創刊号の表紙を飾ったのはフランスの名花
1972年、映画誌「ロードショー」は産声をあげた。
創刊号の表紙はなんとフランスが誇る世界の大女優カトリーヌ・ドヌーヴ。当時は20代後半ながら、妖婉な魅力と圧倒的な演技力で確固たるキャリアを築いていた。そんなドヌーヴを表紙に起用したことから、当時の時代背景と創刊時の狙いが見えてくる。
今でこそ日本で公開される洋画といえばアメリカ映画が大半を占めるが、当時はヨーロッパ作品、とくにフランス映画の比率が高かった。それは、1950年代末にはじまったヌーヴェルヴァーグ(既成の映像手法の打破など、反逆精神に満ちたフランスにおける映画製作の前衛運動。
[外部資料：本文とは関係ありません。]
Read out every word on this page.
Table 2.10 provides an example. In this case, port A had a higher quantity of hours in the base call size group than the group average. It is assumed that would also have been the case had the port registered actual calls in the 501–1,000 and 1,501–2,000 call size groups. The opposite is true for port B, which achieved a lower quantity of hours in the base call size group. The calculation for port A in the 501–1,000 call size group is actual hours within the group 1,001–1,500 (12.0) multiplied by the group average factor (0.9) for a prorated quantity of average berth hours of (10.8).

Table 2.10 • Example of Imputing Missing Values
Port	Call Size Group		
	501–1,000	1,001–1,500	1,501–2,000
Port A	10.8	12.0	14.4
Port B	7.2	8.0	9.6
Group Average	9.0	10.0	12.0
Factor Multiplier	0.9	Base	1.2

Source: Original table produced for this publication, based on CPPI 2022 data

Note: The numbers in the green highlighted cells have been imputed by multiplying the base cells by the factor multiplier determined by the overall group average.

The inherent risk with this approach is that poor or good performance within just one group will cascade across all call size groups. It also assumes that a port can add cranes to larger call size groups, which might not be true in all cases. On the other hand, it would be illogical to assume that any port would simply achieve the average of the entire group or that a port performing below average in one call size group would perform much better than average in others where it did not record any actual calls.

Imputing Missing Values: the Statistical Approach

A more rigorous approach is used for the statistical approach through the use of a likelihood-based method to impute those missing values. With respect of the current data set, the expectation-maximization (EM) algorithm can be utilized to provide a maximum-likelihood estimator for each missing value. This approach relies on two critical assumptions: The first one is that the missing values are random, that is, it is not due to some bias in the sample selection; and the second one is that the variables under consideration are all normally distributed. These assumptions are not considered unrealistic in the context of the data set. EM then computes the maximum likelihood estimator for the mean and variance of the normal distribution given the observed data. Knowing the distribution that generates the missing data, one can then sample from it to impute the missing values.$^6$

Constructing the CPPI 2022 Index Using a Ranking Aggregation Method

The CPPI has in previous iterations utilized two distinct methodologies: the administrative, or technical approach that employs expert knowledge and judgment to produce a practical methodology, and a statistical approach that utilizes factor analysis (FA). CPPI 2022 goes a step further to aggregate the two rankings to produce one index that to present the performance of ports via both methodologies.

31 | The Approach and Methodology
「新しい波」を意味する)をきっかけに、新たな映画作家たちが刺激的な作品を生みだしていたためだ。
ドヌーヴの出演作に関しても『シェルブールの雨傘』(1963)や『ロシュフォールの恋人たち』(1966)といったミュージカル映画の傑作はもちろん、『恋のマノン』(1968)『暗くなるまでこの恋を』(69)『ロバと王女』(1970)などがコンスタントに公開されている。
つまり、ドヌーヴは当時の映画好きなら誰でも知っている女優だったのだ。